The traditional statistical model usually assumes that the measurement of the independent variable has no error which is not possible in practice. Considering the error in the independent variables is necessary. The impact of the error depends on the following factors: (1) the magnitude of the randomness; (2) the importance of the corresponding variable in the model, and (3) the type of model used. Use variable online_exp as an example. The approach is similar to the previous section. Add varying degrees of noise and see its impact on the model performance. We add the following different levels of noise (0 to 3 times the standard deviation) toonline_exp:

$\sigma_{0} \times (0.0, 0.5, 1.0, 1.5, 2.0, 2.5, 3.0)$

where $$\sigma_{0}$$ is the standard error of online_exp.

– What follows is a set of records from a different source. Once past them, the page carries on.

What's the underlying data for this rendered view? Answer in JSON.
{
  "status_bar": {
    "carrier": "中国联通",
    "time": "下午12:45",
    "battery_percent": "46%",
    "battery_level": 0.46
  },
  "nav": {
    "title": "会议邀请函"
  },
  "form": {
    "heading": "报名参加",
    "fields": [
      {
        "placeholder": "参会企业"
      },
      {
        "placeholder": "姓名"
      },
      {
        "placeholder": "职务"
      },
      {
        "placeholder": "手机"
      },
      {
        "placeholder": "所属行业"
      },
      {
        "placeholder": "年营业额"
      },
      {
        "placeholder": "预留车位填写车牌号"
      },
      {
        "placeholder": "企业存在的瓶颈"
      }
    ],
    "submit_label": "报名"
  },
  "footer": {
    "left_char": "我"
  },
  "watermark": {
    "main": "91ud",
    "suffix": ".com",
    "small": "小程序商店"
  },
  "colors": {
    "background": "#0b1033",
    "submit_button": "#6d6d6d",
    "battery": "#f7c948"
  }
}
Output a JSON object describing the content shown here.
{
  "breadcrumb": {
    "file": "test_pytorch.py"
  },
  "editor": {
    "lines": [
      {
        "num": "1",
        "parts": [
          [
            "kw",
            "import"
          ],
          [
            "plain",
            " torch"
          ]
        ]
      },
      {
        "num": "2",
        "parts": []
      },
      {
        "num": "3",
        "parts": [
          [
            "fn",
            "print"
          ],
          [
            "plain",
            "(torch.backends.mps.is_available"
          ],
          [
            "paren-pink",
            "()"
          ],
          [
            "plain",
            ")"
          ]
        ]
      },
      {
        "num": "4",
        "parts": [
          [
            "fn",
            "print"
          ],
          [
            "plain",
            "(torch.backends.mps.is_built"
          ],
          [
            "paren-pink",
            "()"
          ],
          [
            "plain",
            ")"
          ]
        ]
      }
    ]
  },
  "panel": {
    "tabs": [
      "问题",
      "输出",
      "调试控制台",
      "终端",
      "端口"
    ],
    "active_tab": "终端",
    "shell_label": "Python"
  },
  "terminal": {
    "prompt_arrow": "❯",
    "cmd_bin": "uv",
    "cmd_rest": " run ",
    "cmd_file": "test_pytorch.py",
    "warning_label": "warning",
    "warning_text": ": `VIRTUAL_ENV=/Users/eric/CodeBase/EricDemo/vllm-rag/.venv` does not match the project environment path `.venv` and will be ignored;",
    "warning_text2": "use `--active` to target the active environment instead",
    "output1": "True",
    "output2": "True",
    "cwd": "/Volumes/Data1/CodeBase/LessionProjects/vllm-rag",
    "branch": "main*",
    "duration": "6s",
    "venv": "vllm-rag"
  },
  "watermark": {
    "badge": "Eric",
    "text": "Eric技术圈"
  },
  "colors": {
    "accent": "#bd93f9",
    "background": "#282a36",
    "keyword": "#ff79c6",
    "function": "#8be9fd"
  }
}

noise<-matrix(rep(NA,7*nrow(sim.dat)),nrow=nrow(sim.dat),ncol=7)
for (i in 1:nrow(sim.dat)){
noise[i,]<-rnorm(7,rep(0,7),sd(sim.dat\$online_exp)*seq(0,3,by=0.5))
}

Likewise, we examine the effect of noise intensity on different models ($$R^2$$). The models with complexity from low to high are: ordinary linear regression, partial least square regression(PLS), multivariate adaptive regression spline (MARS), support vector machine (SVM, the Kernel function is radial basis function), and random forest. The code is similar as before so not shown here. FIGURE 7.4: Test set $$R^2$$ profiles for income models when noise in online_exp increases. rsq_linear : linear regression, rsq_pls : Partial Least Square, rsq_mars: Multiple Adaptive Regression Spline Regression, rsq_svm: Support Vector Machine，rsq_rf: Random Forest

Comparing Fig. 7.4 and Fig. 7.3, the influence of the two types of error is very different. The error in response cannot be overcome for any model, but it is not the case for the independent variables. Imagine an extreme case, if online_exp is completely random, that is, no information in it, the impact on the performance of random forest and support vector machine is marginal. Linear regression and PLS still perform similarly. With the increase of noise, the performance starts to decline faster. To a certain extent, it becomes steady. In general, if an independent variable contains error, other variables associated with it can compensate to some extent.

### References

Kuhn, Max, and Kjell Johnston. 2013. Applied Predictive Modeling. Springer.

Zhang, Chiyuan, Samy Bengio, Moritz Hardt, Benjamin Recht, and Oriol Vinyals. 2017. “Understanding Deep Learning Requires Rethinking Generalization.” arXiv :1611.03530.